El trasfondo de la violencia bélica bulle en sus primeras novelas: Con la muerte al hombro, Sin camino, El vengador (1956) e Hicieron partes (1957). Desde la amenaza existencial de la tuberculosis, que vigila como condena en tiempos menesterosos, al fracaso de la vocación religiosa; de los propósitos de venganza de un soldado vencedor en la guerra que vuelve a Hécula (Yecla), donde han matado salvajemente a su madre y a sus hermanos, al encono familiar por el reparto injusto de una herencia organizada por don Luciano, un arcipreste sin escrúpulos. Precisamente Hicieron partes recibió el premio nacional Miguel de Cervantes en 1958. La novela discurre al compás del diario de Cosme, que ha sido condenado a muerte por crímenes de guerra y por haber matado al arcipreste para vengar a su padre: sus zozobras y vacilaciones tienen mucho que ver con las tropelías bélicas, aunque van a concluir con su conversión redentora.

Vinculado como periodista a la oficialidad institucional, compagina su puesto de jefe de prensa del ministerio de Educación con el de redactor de Informaciones. En el ministerio funda una agencia de colaboraciones culturales y la comisaría de extensión cultural, en cuyo desarrollo viajero arropa a Gaspar Gómez de la Serna (1918-1974). Simultáneamente, trabaja como periodista (secretario de redacción y director de Mundo Hispánico ) y recibe el premio de Bellas Artes 1955 en Cultura Hispánica. Entre 1967 y 1972 es corresponsal de Informaciones en Nueva York. Sus novelas siguientes (Paralelo 40 y Oro blanco , ambas de 1963) se apartan del universo precedente. Paralelo 40 refleja el impacto que causa en aquel Madrid la llegada de los americanos de la base de Torrejón de Ardoz, como consecuencia del acuerdo con Estados Unidos. La novela profundiza tanto el análisis social de los soldados americanos que habitan escindidos por razón de su color en el madrileño barrio de Corea, como en sus relaciones con las familias españolas que sirven en sus casas, sobre los que despiertan una mezcla de atracción y rechazo.

Su protagonista español es Genaro, un comunista infiltrado en la colonia extranjera para ejecutar un sabotaje que sostenga su protagonismo en el partido y sacie sus ansias de revancha. Finalmente opta en el conflicto de conciencia por su amistad con un sargento negro cuya vida está en juego. Castillo Puche fue vecino de aquel barrio y sus personajes resultan creíbles. Por su parte, Oro blanco novela la vida de los pastores vascos en el estado americano de Idaho, donde sus esfuerzos se concentran en rentabilizar el comercio de la lana, como su fuente esencial de riqueza. Más reportaje que ficción, se asienta sobre un riguroso bagaje documental.

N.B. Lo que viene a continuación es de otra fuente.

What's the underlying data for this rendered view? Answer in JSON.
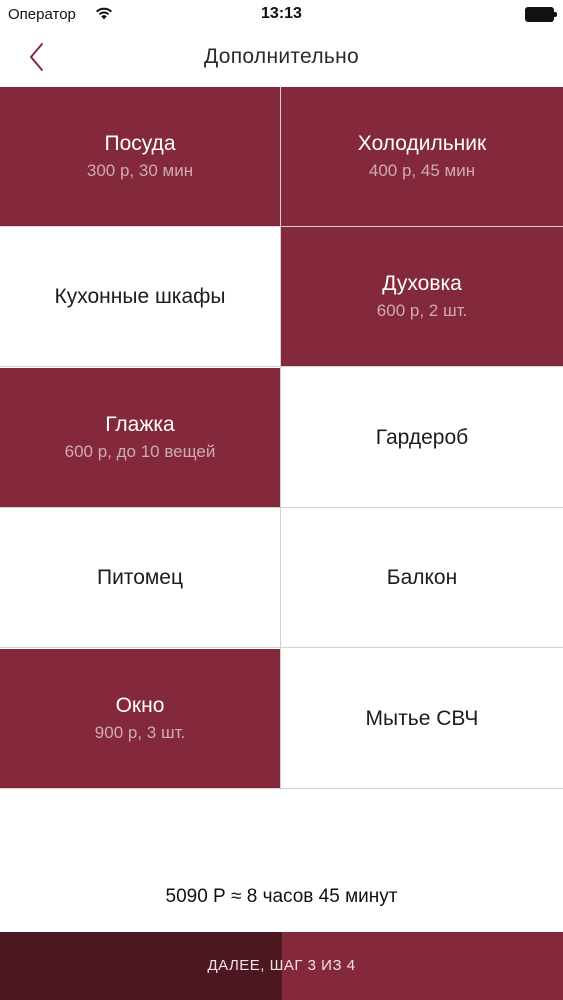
{
  "status_bar": {
    "carrier": "Оператор",
    "time": "13:13"
  },
  "nav": {
    "title": "Дополнительно"
  },
  "colors": {
    "accent": "#84293b",
    "accent_dark": "#4d1722"
  },
  "options": [
    {
      "name": "Посуда",
      "detail": "300 р, 30 мин",
      "selected": true
    },
    {
      "name": "Холодильник",
      "detail": "400 р, 45 мин",
      "selected": true
    },
    {
      "name": "Кухонные шкафы",
      "selected": false
    },
    {
      "name": "Духовка",
      "detail": "600 р, 2 шт.",
      "selected": true
    },
    {
      "name": "Глажка",
      "detail": "600 р, до 10 вещей",
      "selected": true
    },
    {
      "name": "Гардероб",
      "selected": false
    },
    {
      "name": "Питомец",
      "selected": false
    },
    {
      "name": "Балкон",
      "selected": false
    },
    {
      "name": "Окно",
      "detail": "900 р, 3 шт.",
      "selected": true
    },
    {
      "name": "Мытье СВЧ",
      "selected": false
    }
  ],
  "summary": "5090 Р ≈ 8 часов 45 минут",
  "next_button": {
    "label": "ДАЛЕЕ, ШАГ 3 ИЗ 4",
    "progress": 0.5
  }
}
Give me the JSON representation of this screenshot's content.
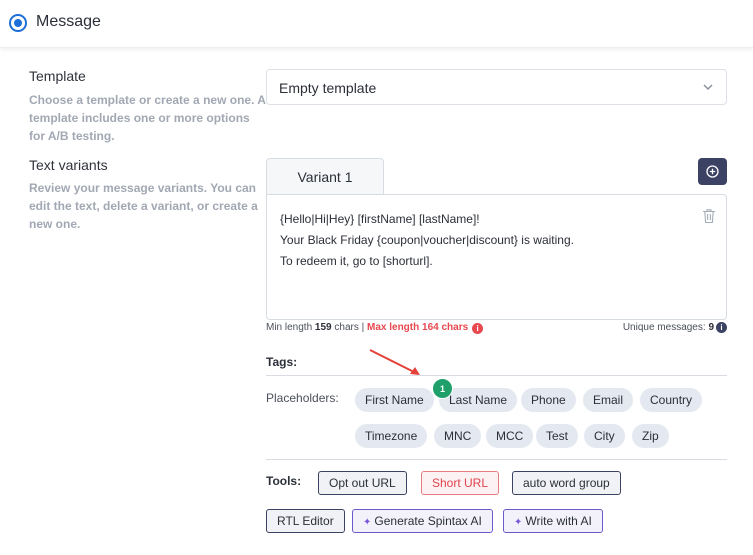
{
  "header": {
    "title": "Message"
  },
  "template": {
    "label": "Template",
    "description_lines": [
      "Choose a template or create a new one. A",
      "template includes one or more options",
      "for A/B testing."
    ],
    "selected": "Empty template"
  },
  "variants": {
    "label": "Text variants",
    "description_lines": [
      "Review your message variants. You can",
      "edit the text, delete a variant, or create a",
      "new one."
    ],
    "tab_label": "Variant 1",
    "text_lines": [
      "{Hello|Hi|Hey} [firstName] [lastName]!",
      "Your Black Friday {coupon|voucher|discount} is waiting.",
      "To redeem it, go to [shorturl]."
    ],
    "min_prefix": "Min length ",
    "min_value": "159",
    "min_suffix": " chars | ",
    "max_text": "Max length 164 chars",
    "unique_prefix": "Unique messages: ",
    "unique_value": "9",
    "info_glyph": "i"
  },
  "tags": {
    "label": "Tags:",
    "placeholders_label": "Placeholders:",
    "placeholders": [
      "First Name",
      "Last Name",
      "Phone",
      "Email",
      "Country",
      "Timezone",
      "MNC",
      "MCC",
      "Test",
      "City",
      "Zip"
    ],
    "badge": "1"
  },
  "tools": {
    "label": "Tools:",
    "buttons": [
      "Opt out URL",
      "Short URL",
      "auto word group",
      "RTL Editor",
      "Generate Spintax AI",
      "Write with AI"
    ]
  },
  "colors": {
    "accent": "#1c6fd8",
    "dark": "#3c4263",
    "danger": "#e8484f",
    "chip": "#e4e8f1",
    "badge": "#1fa06a"
  },
  "icons": [
    "radio-selected-icon",
    "chevron-down-icon",
    "plus-circle-icon",
    "trash-icon",
    "info-icon",
    "sparkle-icon",
    "annotation-arrow-icon"
  ]
}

Pero la pausa de estas dos novelas americanas no desvía a Castillo Puche de su venero esencial, que gira en torno al desgarro de una espiritualidad atribulada por las dudas. De las tres trilogías finales, marcadas por una escritura crecientemente visionaria y onírica, dos quedarán inconclusas, la primera y la última. En El cíngulo , que explora la figura del sacerdote «como fracaso e impotencia», pone de manifiesto la pugna entre la libertad íntima y las exigencias eclesiásticas. Los problemas de la Iglesia falseada, dentro de una sociedad presuntamente católica, ven la luz en Como ovejas al matadero (1971) y Jeremías el anarquista (1975). Ambas novelas suponen un salto formal decisivo y en aquel momento inadvertido, respecto a su obra anterior.

La Trilogía de la liberación (El libro de las visiones y apariciones , 1977; El amargo sabor de la retama , 1979; y Conocerás el poso de la nada, 1982, galardonada con el premio Nacional de narrativa) explora con lirismo los hondones de una intimidad atenazada por viejos terrores. Su última trilogía incompleta (Bestias, hombres, ángeles ) dio a conocer el monólogo inculpatorio de Los murciélagos no son pájaros (1986), y ya póstumamente, Roma, ramera y romera (2004), que asoma a la cara oculta de la ciudad eterna a través de una compleja fábula de intriga protagonizada por eclesiásticos.